As a study from the University of Pittsburgh Medical Center examining CDC data going back to the 1970s recently revealed, “Death rates from drug overdoses in the U.S. have been on an exponential growth curve that began at least 15 years before the mid-1990s surge in opioid prescribing, suggesting that overdose death rates may continue along this same historical growth trajectory for years to come.” The study’s senior author went on to say:
The current epidemic of overdose deaths due to prescription opioids, heroin and fentanyl appears to be the most recent manifestation of a more fundamental, longer-term process…understanding the forces holding these multiple individual drug epidemics together in a tight upward exponential trajectory will be important in revealing the root causes of the epidemic, and this understanding could be crucial to prevention and intervention strategies.
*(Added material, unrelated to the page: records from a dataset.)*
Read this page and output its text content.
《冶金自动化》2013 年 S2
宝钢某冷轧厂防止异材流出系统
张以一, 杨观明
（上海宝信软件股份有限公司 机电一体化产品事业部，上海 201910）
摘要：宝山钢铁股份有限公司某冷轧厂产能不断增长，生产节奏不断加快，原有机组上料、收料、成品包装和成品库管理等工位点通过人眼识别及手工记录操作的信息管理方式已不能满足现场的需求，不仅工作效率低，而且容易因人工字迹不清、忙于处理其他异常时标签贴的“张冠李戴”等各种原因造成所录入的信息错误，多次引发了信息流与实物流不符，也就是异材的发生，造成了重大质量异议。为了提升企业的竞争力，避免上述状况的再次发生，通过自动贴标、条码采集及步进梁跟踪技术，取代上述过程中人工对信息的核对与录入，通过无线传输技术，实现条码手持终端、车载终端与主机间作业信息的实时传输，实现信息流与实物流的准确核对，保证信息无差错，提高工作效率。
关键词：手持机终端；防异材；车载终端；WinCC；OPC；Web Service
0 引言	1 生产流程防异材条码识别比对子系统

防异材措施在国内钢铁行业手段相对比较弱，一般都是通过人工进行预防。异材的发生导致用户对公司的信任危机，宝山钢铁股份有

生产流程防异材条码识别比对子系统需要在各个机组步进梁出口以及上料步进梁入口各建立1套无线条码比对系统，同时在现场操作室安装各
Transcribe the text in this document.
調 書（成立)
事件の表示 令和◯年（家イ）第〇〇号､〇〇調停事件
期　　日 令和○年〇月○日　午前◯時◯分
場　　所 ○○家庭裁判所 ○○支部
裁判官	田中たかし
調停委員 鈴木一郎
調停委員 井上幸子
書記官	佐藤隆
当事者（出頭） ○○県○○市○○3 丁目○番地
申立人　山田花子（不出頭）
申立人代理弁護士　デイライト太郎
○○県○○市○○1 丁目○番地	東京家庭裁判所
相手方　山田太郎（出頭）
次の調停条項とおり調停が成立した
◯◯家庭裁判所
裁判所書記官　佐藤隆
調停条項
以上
The study’s lead author, Hawre Jalal, MD, Ph.D said:
There is no regular or predictable pattern to the overdose rates for any of these drugs. Cocaine overdose death rates curved down and up and down and back up over the past 20 years. Methadone deaths have been on a downturn since the mid-2000s. Prescription opioids have been on a fairly steady, steep climb. Heroin deaths shot up in 2010, followed in 2013 by synthetic opioids, such as fentanyl. Methamphetamine appears to be on the verge of its own dramatic climb. Nonetheless, when we plot the annual sum of all drug overdoses, we get a remarkably smooth, inexorable exponential curve.
An NBC News reporter summed up the study by stating: “It [the overdose crisis] started before the availability of synthetic opioids, and may have only a little to do with the prescribing habits of doctors or the pushy habits of drugmakers the team at the University of Pittsburgh found.”
And a 2017 Washington University study found that 33.3 percent of heroin addicts entering rehab in 2015 initiated nonmedical drug use with heroin, as opposed to 8.7 percent in 2005.
More and more people have been using licit and illicit drugs nonmedically since the late 1970s. Some may be self-medicating in response to anxiety, depression, alienation, despair. And people are taking greater risks with their drug choices.
Policymakers and the media like simple explanations and solutions for complex problems, and the opioid overprescribing narrative fits the bill. But as H.L. Mencken said, “For every complex problem there is an answer that is clear, simple, and wrong.”
The root causes of the present-day overdose crisis are decades-long psychosocial/cultural trends intersecting with the lucrative opportunities offered by drug prohibition. Ending drug prohibition will not curb the growing tendency for people to use drugs nonmedically. But it will reduce much of the harm that results.